Fortnite login vulnerability reportedly allowed hackers access to user accounts, financial data

“The data breach, revealed by Check Point Software, details how a breach in the token-based SSO login system led to severe vulnerabilities for players.”

A rather significant data vulnerability, which has thankfully been patched by Epic Games now, has been reported by security researchers at Check Point Software. The vulnerability, as reported in the information statement released by the security research group, could have affected any of the over-80 million gamers that regularly play Fortnite.

The breach originated by hackers planting a phishing link within two of Epic Games’ own sub-domains, thereby appearing genuine to users that clicked on the link. Once clicked, the user authentication tokens, which essentially are keys that are used to verify logins, could be captured by the hackers, even without users keying in their login details. This then allowed remote access to users’ financial data such as credit cards (used at some point for in-game transactions), as well as a massively critical privacy flaw of leaving hackers with remote access to users’ microphones, thereby gaining access to personal audio snippets as well.
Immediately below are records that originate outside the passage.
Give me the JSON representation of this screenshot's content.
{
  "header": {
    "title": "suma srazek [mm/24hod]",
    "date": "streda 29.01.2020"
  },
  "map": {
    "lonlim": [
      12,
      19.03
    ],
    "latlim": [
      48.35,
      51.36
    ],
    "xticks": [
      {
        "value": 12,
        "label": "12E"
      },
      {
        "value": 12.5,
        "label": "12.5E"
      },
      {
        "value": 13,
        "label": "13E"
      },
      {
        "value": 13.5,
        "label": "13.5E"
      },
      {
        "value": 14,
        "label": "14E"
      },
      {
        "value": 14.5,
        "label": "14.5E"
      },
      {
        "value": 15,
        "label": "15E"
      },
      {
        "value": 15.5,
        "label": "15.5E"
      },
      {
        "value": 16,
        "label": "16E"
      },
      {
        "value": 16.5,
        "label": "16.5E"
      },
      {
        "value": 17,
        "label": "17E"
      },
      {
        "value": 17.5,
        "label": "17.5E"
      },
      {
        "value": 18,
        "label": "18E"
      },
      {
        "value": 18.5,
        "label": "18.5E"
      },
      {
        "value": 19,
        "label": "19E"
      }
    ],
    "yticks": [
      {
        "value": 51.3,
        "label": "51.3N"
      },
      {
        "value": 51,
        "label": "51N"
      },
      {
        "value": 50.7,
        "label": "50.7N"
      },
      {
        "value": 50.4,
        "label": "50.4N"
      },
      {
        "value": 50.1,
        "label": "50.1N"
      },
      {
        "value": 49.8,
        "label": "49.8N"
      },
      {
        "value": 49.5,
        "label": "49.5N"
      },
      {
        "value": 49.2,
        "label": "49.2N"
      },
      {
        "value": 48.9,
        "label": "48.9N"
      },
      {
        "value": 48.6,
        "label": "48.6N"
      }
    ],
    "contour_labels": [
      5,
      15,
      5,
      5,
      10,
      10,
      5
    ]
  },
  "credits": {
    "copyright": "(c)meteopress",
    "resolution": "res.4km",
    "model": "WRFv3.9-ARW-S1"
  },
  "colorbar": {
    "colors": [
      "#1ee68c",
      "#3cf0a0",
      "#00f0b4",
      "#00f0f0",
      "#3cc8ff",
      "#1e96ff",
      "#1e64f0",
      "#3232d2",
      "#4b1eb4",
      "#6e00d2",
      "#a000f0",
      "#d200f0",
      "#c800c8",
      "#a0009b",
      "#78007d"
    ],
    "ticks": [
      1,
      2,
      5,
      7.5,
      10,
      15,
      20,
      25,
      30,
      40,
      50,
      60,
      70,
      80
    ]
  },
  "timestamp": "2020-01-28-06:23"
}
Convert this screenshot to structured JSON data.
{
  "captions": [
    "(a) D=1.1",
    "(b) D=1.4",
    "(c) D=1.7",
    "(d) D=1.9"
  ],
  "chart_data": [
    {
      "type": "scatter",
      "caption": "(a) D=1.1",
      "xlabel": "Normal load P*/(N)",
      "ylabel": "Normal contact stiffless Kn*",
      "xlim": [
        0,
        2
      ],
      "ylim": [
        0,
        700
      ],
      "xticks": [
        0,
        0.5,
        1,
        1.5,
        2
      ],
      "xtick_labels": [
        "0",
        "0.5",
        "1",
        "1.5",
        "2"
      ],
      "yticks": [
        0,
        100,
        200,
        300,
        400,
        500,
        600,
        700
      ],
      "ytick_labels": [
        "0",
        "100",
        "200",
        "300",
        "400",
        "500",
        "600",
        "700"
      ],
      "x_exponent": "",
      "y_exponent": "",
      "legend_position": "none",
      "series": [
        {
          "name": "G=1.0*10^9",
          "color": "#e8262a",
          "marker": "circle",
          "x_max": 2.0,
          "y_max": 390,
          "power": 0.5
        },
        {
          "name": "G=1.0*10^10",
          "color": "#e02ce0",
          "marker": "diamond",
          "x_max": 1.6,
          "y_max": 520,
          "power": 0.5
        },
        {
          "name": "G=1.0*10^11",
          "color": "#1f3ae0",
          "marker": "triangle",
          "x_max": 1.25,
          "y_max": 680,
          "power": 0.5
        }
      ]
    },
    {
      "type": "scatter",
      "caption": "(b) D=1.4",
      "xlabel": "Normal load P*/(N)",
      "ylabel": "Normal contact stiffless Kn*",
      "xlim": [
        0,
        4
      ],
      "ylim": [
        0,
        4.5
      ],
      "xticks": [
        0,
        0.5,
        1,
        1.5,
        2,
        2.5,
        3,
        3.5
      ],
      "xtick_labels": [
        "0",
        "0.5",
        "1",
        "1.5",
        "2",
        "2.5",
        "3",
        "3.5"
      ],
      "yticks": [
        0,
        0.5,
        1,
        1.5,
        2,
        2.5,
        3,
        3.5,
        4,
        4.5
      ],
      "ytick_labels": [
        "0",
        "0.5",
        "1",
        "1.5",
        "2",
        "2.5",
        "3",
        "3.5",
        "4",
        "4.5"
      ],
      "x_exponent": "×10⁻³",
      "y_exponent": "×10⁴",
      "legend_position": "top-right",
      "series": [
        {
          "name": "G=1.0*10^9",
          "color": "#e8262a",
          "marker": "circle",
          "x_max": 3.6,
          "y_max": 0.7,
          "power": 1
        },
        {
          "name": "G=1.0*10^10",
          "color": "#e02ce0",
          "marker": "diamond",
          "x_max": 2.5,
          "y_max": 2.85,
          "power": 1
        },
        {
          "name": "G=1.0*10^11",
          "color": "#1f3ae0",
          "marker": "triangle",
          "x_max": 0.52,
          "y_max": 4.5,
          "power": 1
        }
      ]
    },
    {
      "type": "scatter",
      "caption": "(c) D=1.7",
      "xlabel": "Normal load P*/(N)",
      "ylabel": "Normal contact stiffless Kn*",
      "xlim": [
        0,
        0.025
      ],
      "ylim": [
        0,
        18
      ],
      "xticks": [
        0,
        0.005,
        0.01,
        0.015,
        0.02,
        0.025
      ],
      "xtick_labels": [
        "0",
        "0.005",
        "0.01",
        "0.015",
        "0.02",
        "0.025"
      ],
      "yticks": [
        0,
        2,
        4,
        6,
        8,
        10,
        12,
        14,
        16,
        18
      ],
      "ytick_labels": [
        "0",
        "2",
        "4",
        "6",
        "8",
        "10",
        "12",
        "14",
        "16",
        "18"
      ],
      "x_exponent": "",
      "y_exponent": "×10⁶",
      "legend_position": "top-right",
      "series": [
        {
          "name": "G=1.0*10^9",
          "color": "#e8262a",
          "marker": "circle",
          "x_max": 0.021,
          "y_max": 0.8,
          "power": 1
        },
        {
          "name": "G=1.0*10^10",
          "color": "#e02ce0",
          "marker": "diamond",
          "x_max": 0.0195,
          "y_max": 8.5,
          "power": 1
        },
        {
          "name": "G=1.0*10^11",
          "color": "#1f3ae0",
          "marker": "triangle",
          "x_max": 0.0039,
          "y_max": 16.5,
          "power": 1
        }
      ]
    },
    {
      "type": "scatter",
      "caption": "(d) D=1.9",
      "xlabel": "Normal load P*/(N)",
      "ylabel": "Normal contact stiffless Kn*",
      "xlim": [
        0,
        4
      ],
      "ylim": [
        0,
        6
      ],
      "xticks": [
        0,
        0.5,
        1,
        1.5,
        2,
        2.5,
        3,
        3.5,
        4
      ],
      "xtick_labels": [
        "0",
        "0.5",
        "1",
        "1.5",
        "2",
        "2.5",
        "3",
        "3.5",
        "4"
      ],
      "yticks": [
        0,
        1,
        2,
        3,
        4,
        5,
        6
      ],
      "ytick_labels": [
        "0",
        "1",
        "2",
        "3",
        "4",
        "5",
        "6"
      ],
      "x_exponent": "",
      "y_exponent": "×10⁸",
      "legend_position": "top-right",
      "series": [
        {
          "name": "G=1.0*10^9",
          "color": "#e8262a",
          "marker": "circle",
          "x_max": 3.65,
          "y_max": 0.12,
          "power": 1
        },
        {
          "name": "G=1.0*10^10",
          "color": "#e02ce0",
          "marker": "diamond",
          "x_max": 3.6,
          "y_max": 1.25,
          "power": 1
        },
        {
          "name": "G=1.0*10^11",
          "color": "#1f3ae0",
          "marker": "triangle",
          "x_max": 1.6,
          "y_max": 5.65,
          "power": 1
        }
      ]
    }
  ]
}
Fortnite Creative - featured

The reason for the vulnerability, along with the two malware-susceptible sub-domains belonging to Epic Games, lies in the procedure of login for Fortnite. It is the same token-based authentication and single sign-on login procedure that is used by the likes of Google and Facebook, as well as many public-end government operations, to allow users to sign in safely to their account. The most alarming part of this hack is how people with malicious intent could hijack user-generated tokens to log into their accounts, even without having exposed their login credentials.

Oden Vanunu, Check Point’s head of vulnerability research of products, said, “Fortnite is one of the most popular games played mainly by kids. These flaws provided the ability for a massive invasion of privacy. Together with the vulnerabilities we recently found in the platforms used by drone manufacturer DJI, show how susceptible cloud applications are to attacks and breaches. These platforms are being increasingly targeted by hackers because of the huge amounts of sensitive customer data they hold. Enforcing two-factor authentication could mitigate this account takeover vulnerability.

While the vulnerability has since been patched, it provides an insight into how vulnerable your data can be, especially with the multiple, fragmented logins that you make with each mobile application.